WASHINGTON (Reuters) - Documents from the Pentagon show that “far more taxpayer funds” were spent by the U.S. military on overnight stays at a Trump resort in Scotland than previously known, two Democratic lawmakers said on Wednesday, as they demanded more evidence from the Defense Department as part of their investigation.
In a letter to Defense Secretary Mark Esper, the heads of the House of Representatives Oversight Committee and one of it subcommittees said that while initial reports indicated that only one U.S. military crew had stayed at President Donald Trump’s Turnberry resort southeast of Glasgow, the Pentagon had now turned over data indicating “more than three dozen separate stays” since Trump moved into the White House.
Committee Chairman Elijah Cummings and Representative Jamie Raskin, who chairs the civil rights subcommittee, said that while the Defense Department had not given Congress information about the total number of rooms it had booked at the resort, it did say the average cost of a room for U.S. service personnel between August 2017 and July 2019 was $189 per night.
They said the Pentagon had also informed them that during that time period, Pentagon expenditures “specifically associated with the Trump Turnberry ... amounted to $124,578.96.”
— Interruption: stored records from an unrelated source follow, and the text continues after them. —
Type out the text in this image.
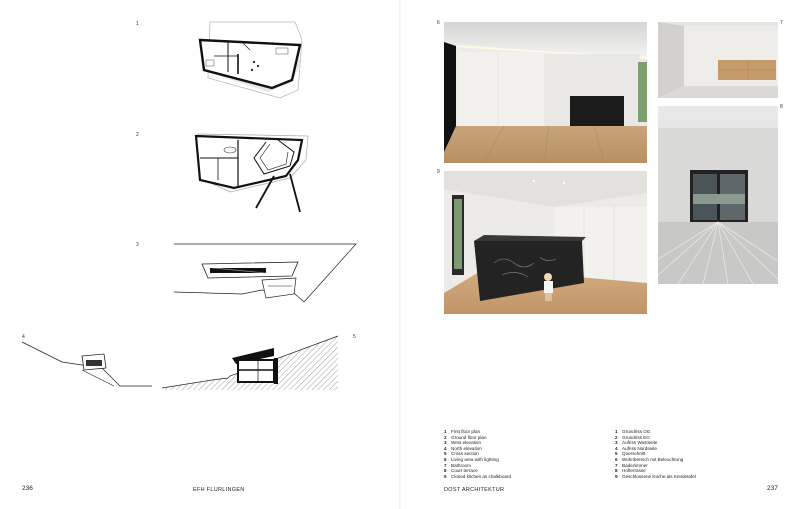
1
2
3
4	5
236	EFH FLURLINGEN
6	7
8
9
1 First floor plan
2 Ground floor plan
3 West elevation
4 North elevation
5 Cross section
6 Living area with lighting
7 Bathroom
8 Court terrace
9 Closed kitchen as chalkboard
1 Grundriss OG
2 Grundriss EG
3 Aufriss Westseite
4 Aufriss Nordseite
5 Querschnitt
6 Wohnbereich mit Beleuchtung
7 Badezimmer
8 Hofterrasse
9 Geschlossene Küche als Kreidetafel
DOST ARCHITEKTUR	237
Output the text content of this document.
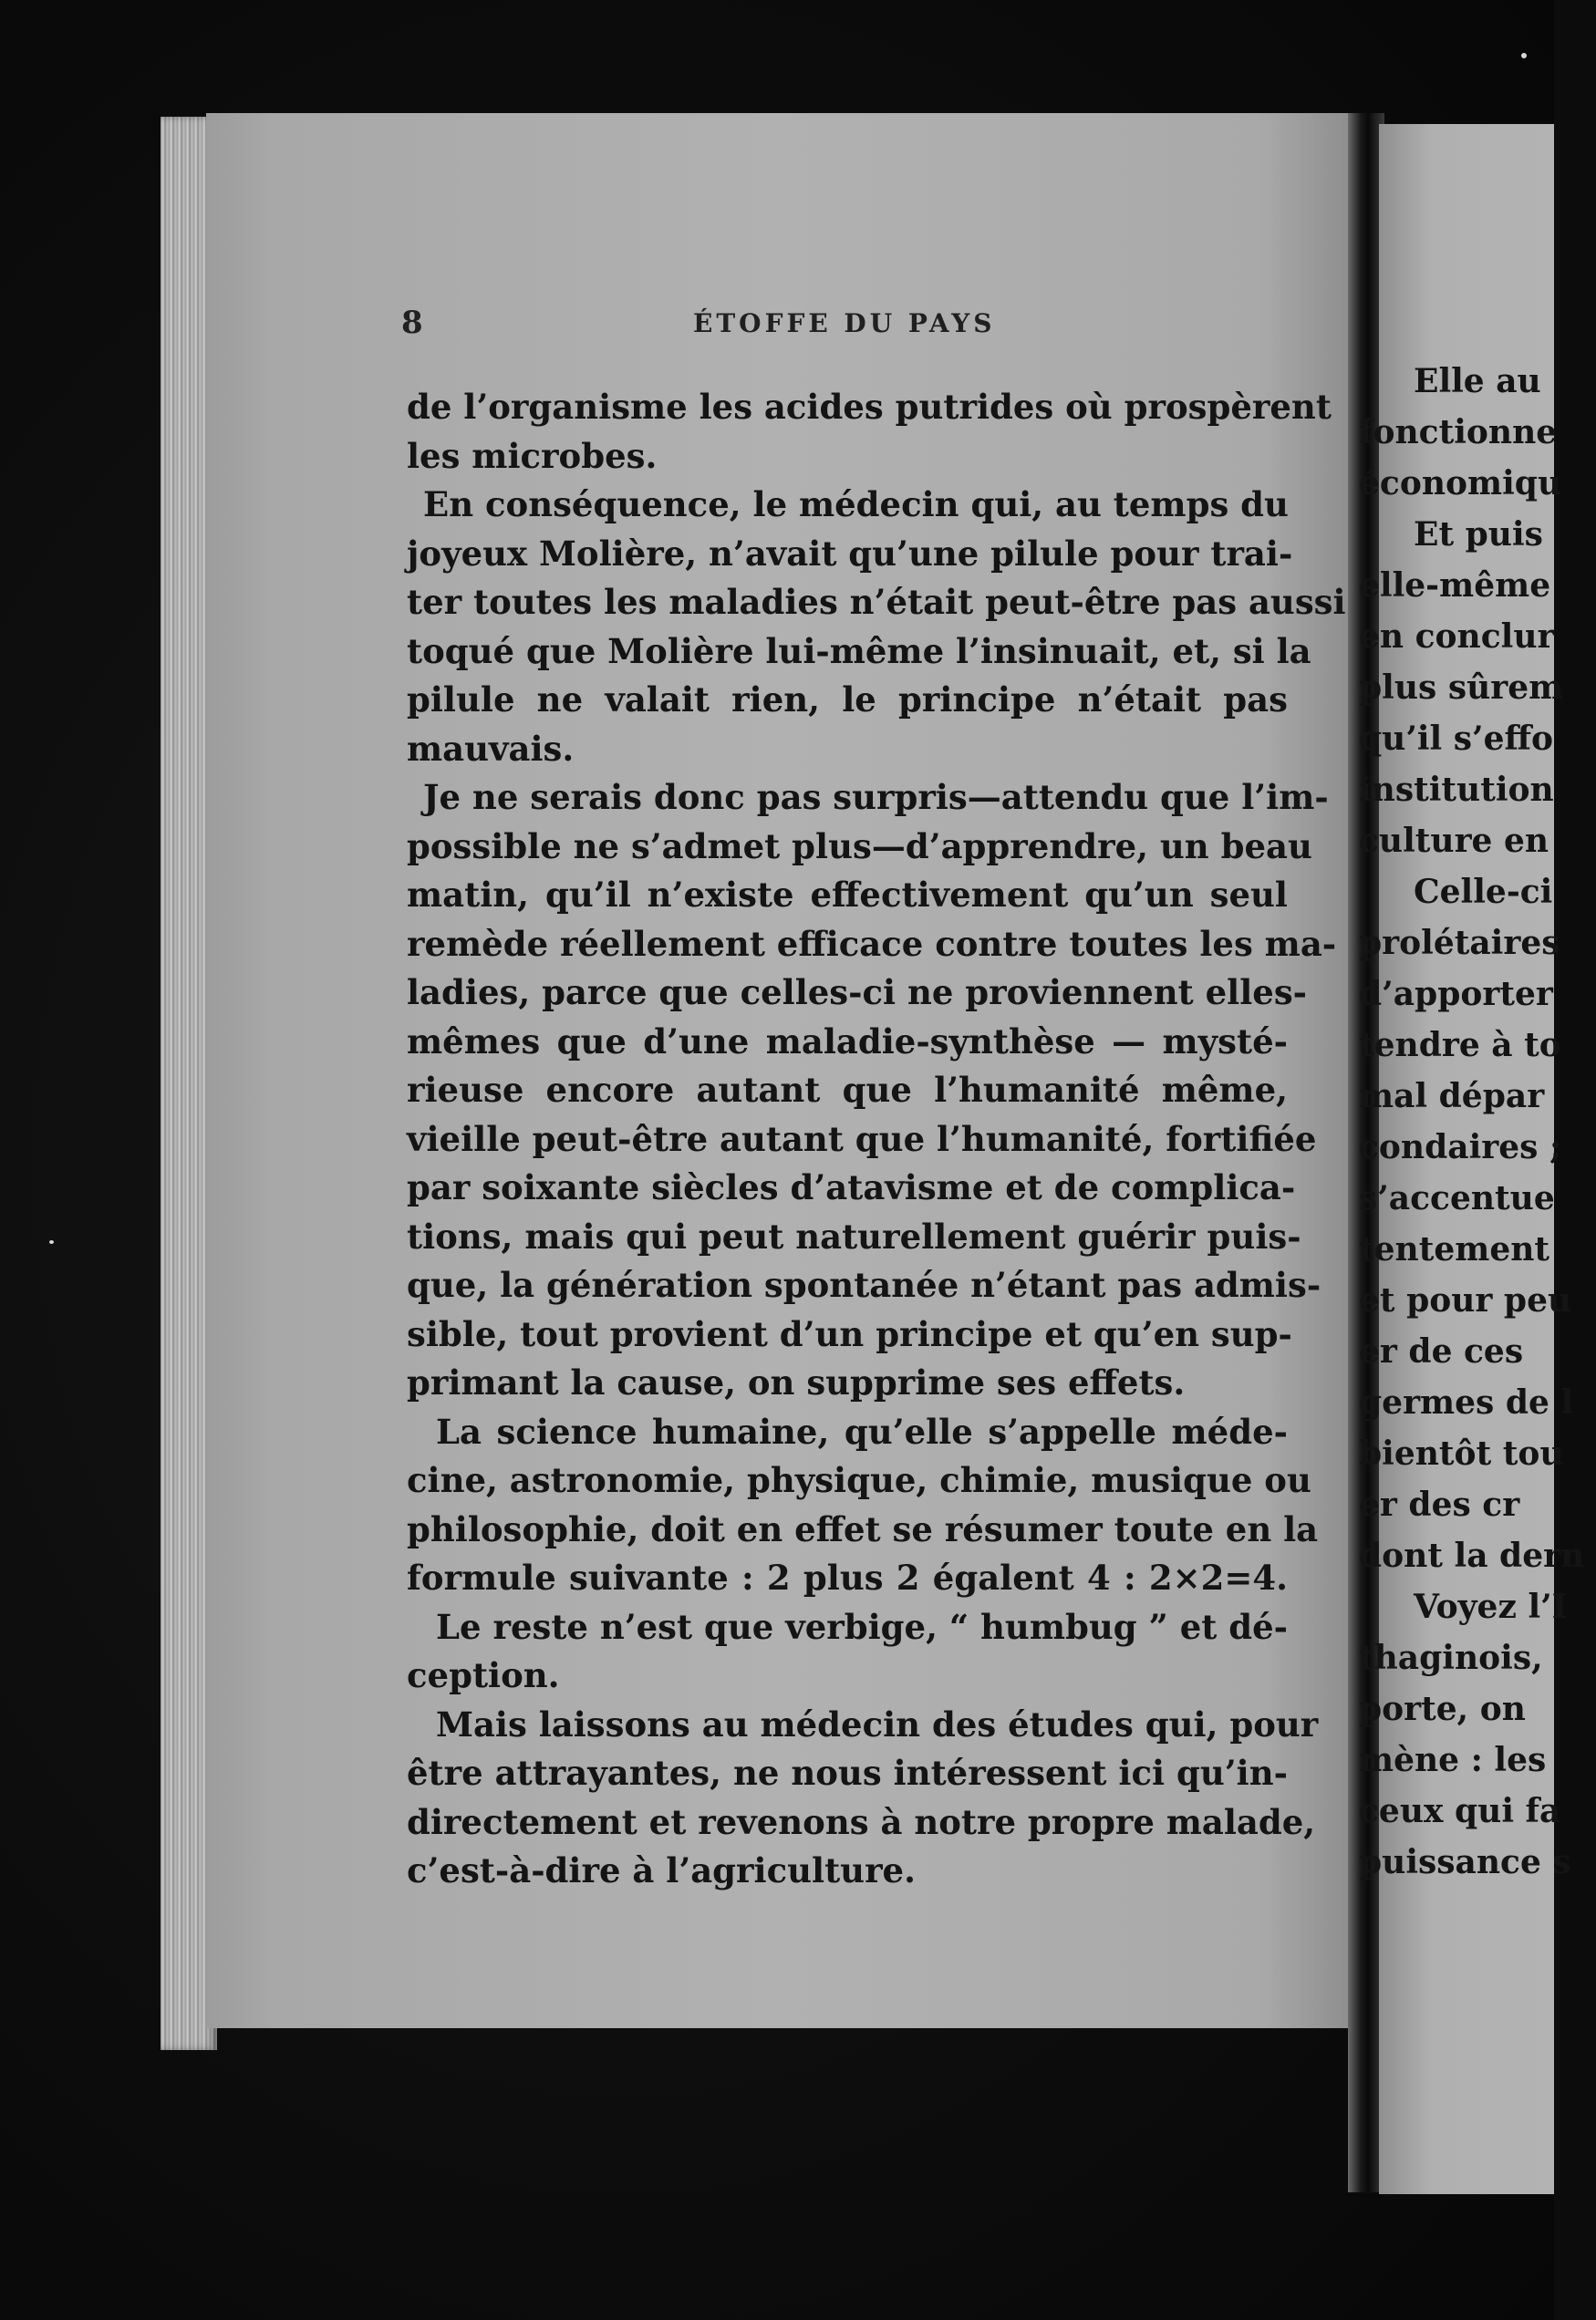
8	ÉTOFFE DU PAYS
de l’organisme les acides putrides où prospèrent
les microbes.
En conséquence, le médecin qui, au temps du
joyeux Molière, n’avait qu’une pilule pour trai-
ter toutes les maladies n’était peut-être pas aussi
toqué que Molière lui-même l’insinuait, et, si la
pilule ne valait rien, le principe n’était pas
mauvais.
Je ne serais donc pas surpris—attendu que l’im-
possible ne s’admet plus—d’apprendre, un beau
matin, qu’il n’existe effectivement qu’un seul
remède réellement efficace contre toutes les ma-
ladies, parce que celles-ci ne proviennent elles-
mêmes que d’une maladie-synthèse — mysté-
rieuse encore autant que l’humanité même,
vieille peut-être autant que l’humanité, fortifiée
par soixante siècles d’atavisme et de complica-
tions, mais qui peut naturellement guérir puis-
que, la génération spontanée n’étant pas admis-
sible, tout provient d’un principe et qu’en sup-
primant la cause, on supprime ses effets.
La science humaine, qu’elle s’appelle méde-
cine, astronomie, physique, chimie, musique ou
philosophie, doit en effet se résumer toute en la
formule suivante : 2 plus 2 égalent 4 : 2×2=4.
Le reste n’est que verbige, “ humbug ” et dé-
ception.
Mais laissons au médecin des études qui, pour
être attrayantes, ne nous intéressent ici qu’in-
directement et revenons à notre propre malade,
c’est-à-dire à l’agriculture.
Elle au
fonctionne
économiqu
Et puis
elle-même
en conclur
plus sûrem
qu’il s’effo
institution
culture en
Celle-ci
prolétaires
d’apporter
tendre à to
mal dépar
condaires ;
s’accentue
tentement
et pour peu
er de ces
germes de l
bientôt tou
er des cr
dont la dern
Voyez l’I
thaginois,
porte, on
mène : les
ceux qui fa
puissance s
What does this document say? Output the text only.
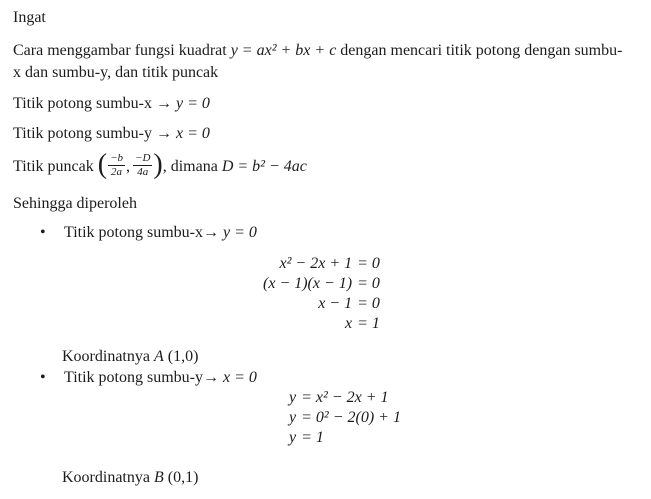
Ingat

Cara menggambar fungsi kuadrat y = ax² + bx + c dengan mencari titik potong dengan sumbu-
x dan sumbu-y, dan titik puncak

Titik potong sumbu-x → y = 0

Titik potong sumbu-y → x = 0

Titik puncak ( $\frac{-b}{2a}$ , $\frac{-D}{4a}$ ), dimana D = b² − 4ac

Sehingga diperoleh

• Titik potong sumbu-x→ y = 0
x² − 2x + 1 = 0
(x − 1)(x − 1) = 0
x − 1 = 0
x = 1

Koordinatnya A (1,0)

• Titik potong sumbu-y→ x = 0
y = x² − 2x + 1
y = 0² − 2(0) + 1
y = 1

Koordinatnya B (0,1)
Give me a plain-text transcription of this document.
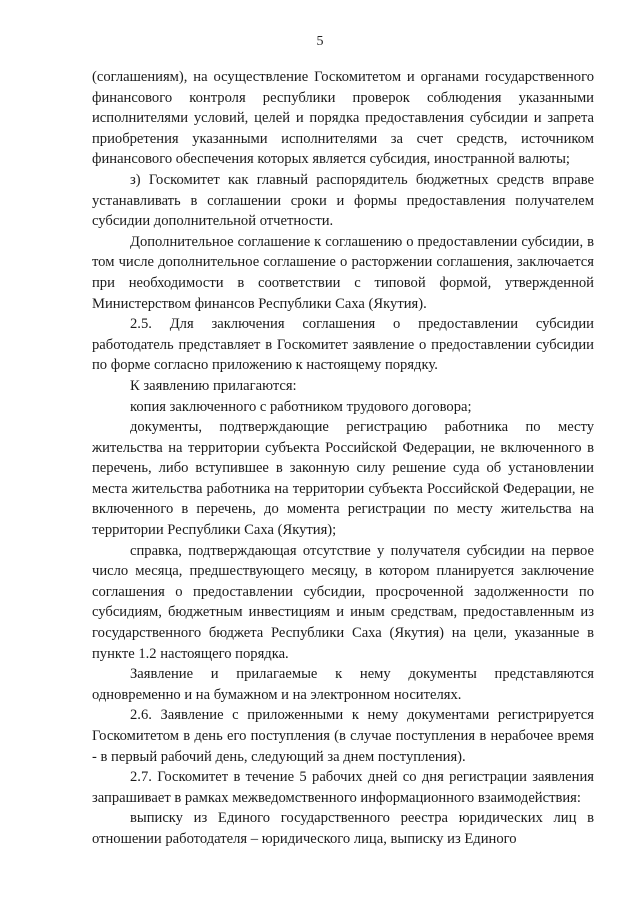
5

(соглашениям), на осуществление Госкомитетом и органами государственного финансового контроля республики проверок соблюдения указанными исполнителями условий, целей и порядка предоставления субсидии и запрета приобретения указанными исполнителями за счет средств, источником финансового обеспечения которых является субсидия, иностранной валюты;

з) Госкомитет как главный распорядитель бюджетных средств вправе устанавливать в соглашении сроки и формы предоставления получателем субсидии дополнительной отчетности.

Дополнительное соглашение к соглашению о предоставлении субсидии, в том числе дополнительное соглашение о расторжении соглашения, заключается при необходимости в соответствии с типовой формой, утвержденной Министерством финансов Республики Саха (Якутия).

2.5. Для заключения соглашения о предоставлении субсидии работодатель представляет в Госкомитет заявление о предоставлении субсидии по форме согласно приложению к настоящему порядку.

К заявлению прилагаются:

копия заключенного с работником трудового договора;

документы, подтверждающие регистрацию работника по месту жительства на территории субъекта Российской Федерации, не включенного в перечень, либо вступившее в законную силу решение суда об установлении места жительства работника на территории субъекта Российской Федерации, не включенного в перечень, до момента регистрации по месту жительства на территории Республики Саха (Якутия);

справка, подтверждающая отсутствие у получателя субсидии на первое число месяца, предшествующего месяцу, в котором планируется заключение соглашения о предоставлении субсидии, просроченной задолженности по субсидиям, бюджетным инвестициям и иным средствам, предоставленным из государственного бюджета Республики Саха (Якутия) на цели, указанные в пункте 1.2 настоящего порядка.

Заявление и прилагаемые к нему документы представляются одновременно и на бумажном и на электронном носителях.

2.6. Заявление с приложенными к нему документами регистрируется Госкомитетом в день его поступления (в случае поступления в нерабочее время - в первый рабочий день, следующий за днем поступления).

2.7. Госкомитет в течение 5 рабочих дней со дня регистрации заявления запрашивает в рамках межведомственного информационного взаимодействия:

выписку из Единого государственного реестра юридических лиц в отношении работодателя – юридического лица, выписку из Единого
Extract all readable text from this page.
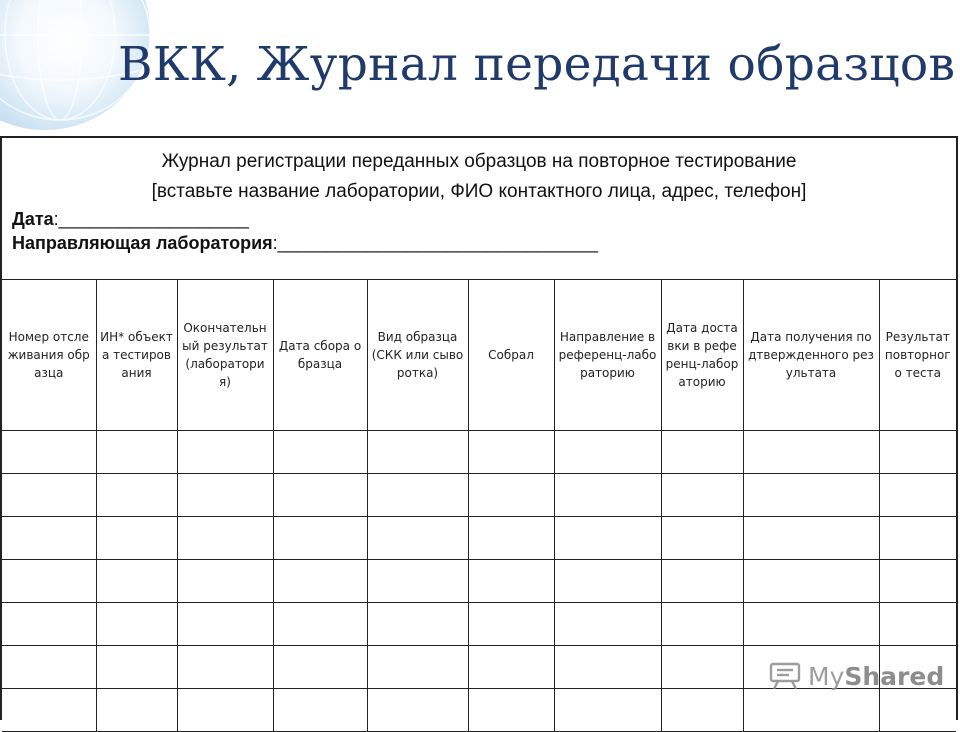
ВКК, Журнал передачи образцов
Журнал регистрации переданных образцов на повторное тестирование
[вставьте название лаборатории, ФИО контактного лица, адрес, телефон]
Дата:___________________
Направляющая лаборатория:________________________________
Номер отслеживания образца	ИН* объекта тестирования	Окончательный результат (лаборатория)	Дата сбора образца	Вид образца (СКК или сыворотка)	Собрал	Направление в референц-лабораторию	Дата доставки в референц-лабораторию	Дата получения подтвержденного результата	Результат повторного теста

MyShared
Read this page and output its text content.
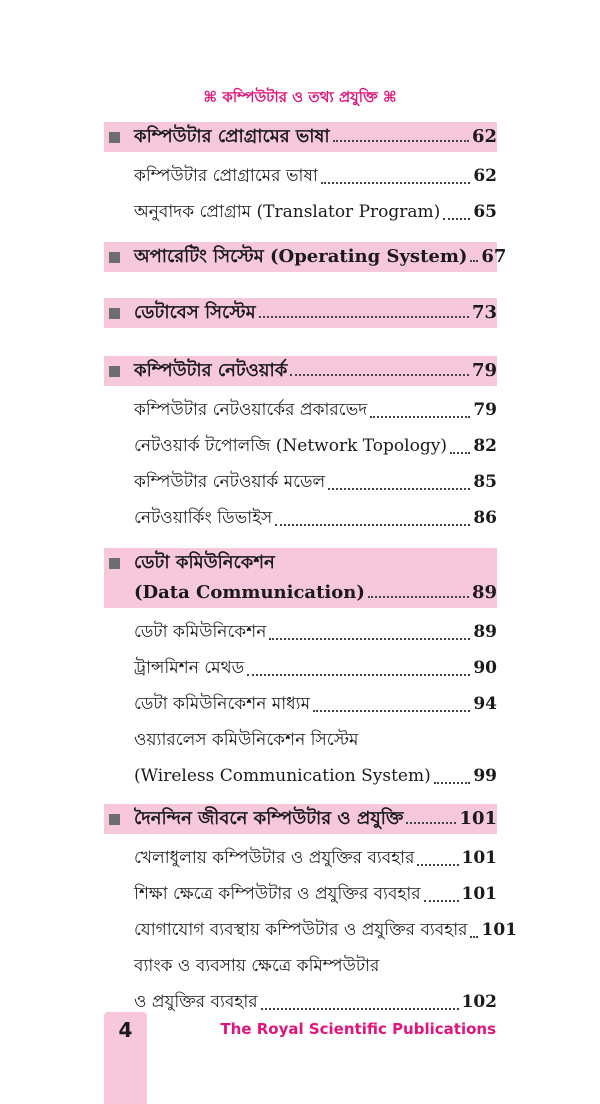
⌘ কম্পিউটার ও তথ্য প্রযুক্তি ⌘
কম্পিউটার প্রোগ্রামের ভাষা	62
কম্পিউটার প্রোগ্রামের ভাষা	62
অনুবাদক প্রোগ্রাম (Translator Program) 65
অপারেটিং সিস্টেম (Operating System) 67
ডেটাবেস সিস্টেম	73
কম্পিউটার নেটওয়ার্ক	79
কম্পিউটার নেটওয়ার্কের প্রকারভেদ	79
নেটওয়ার্ক টপোলজি (Network Topology) 82
কম্পিউটার নেটওয়ার্ক মডেল	85
নেটওয়ার্কিং ডিভাইস	86
ডেটা কমিউনিকেশন
(Data Communication)	89
ডেটা কমিউনিকেশন	89
ট্রান্সমিশন মেথড	90
ডেটা কমিউনিকেশন মাধ্যম	94
ওয়্যারলেস কমিউনিকেশন সিস্টেম
(Wireless Communication System)	99
দৈনন্দিন জীবনে কম্পিউটার ও প্রযুক্তি	101
খেলাধুলায় কম্পিউটার ও প্রযুক্তির ব্যবহার	101
শিক্ষা ক্ষেত্রে কম্পিউটার ও প্রযুক্তির ব্যবহার 101
যোগাযোগ ব্যবস্থায় কম্পিউটার ও প্রযুক্তির ব্যবহার 101
ব্যাংক ও ব্যবসায় ক্ষেত্রে কমিম্পউটার
ও প্রযুক্তির ব্যবহার	102
4	The Royal Scientific Publications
If the Pentagon figures on the total costs are accurate, the lawmakers said, “it appears that U.S. taxpayer funds were used to purchase the equivalent of more than 659 rooms at the Trump Turnberry just since August 2017 - or the equivalent of one room every night for more than one-and-a-half years.”
Asked to comment, a Pentagon spokeswoman said: “As with all congressional correspondence, we will respond directly to the authors of the letter.”
The lawmakers said their estimate did not include another $59,729 in “unspecified charges to government travel cards” as well as $16.6 million in fuel purchased by the U.S. military at nearby Prestwick Airport between Jan. 20, 2017, and June 21, 2019.
The congressmen said they were concerned the department had refused to turn over communications with “outside entities” about Turnberry or Prestwick Airport, and instead had referred their inquiries to the White House.
In a recent exchange in Scotland’s regional parliament, a Liberal Democrat member, Mike Rumbles, asked Scotland’s government to confirm how much money Prestwick Airport had received from the U.S. military for its operations, and whether the government could confirm news reports that the Pentagon provided the airport’s “largest single income stream.”
Scotland’s Transport Minister, Michael Matheson, responded that Prestwick Airport had been used by military units since the 1930s for “stopovers and refueling.”
Matheson said the airport itself “generally” only booked rooms for the U.S. military at Trump’s resort if other hotels were unavailable or customers specifically requested it. “There is no commercial relationship between Prestwick and Turnberry,” he said.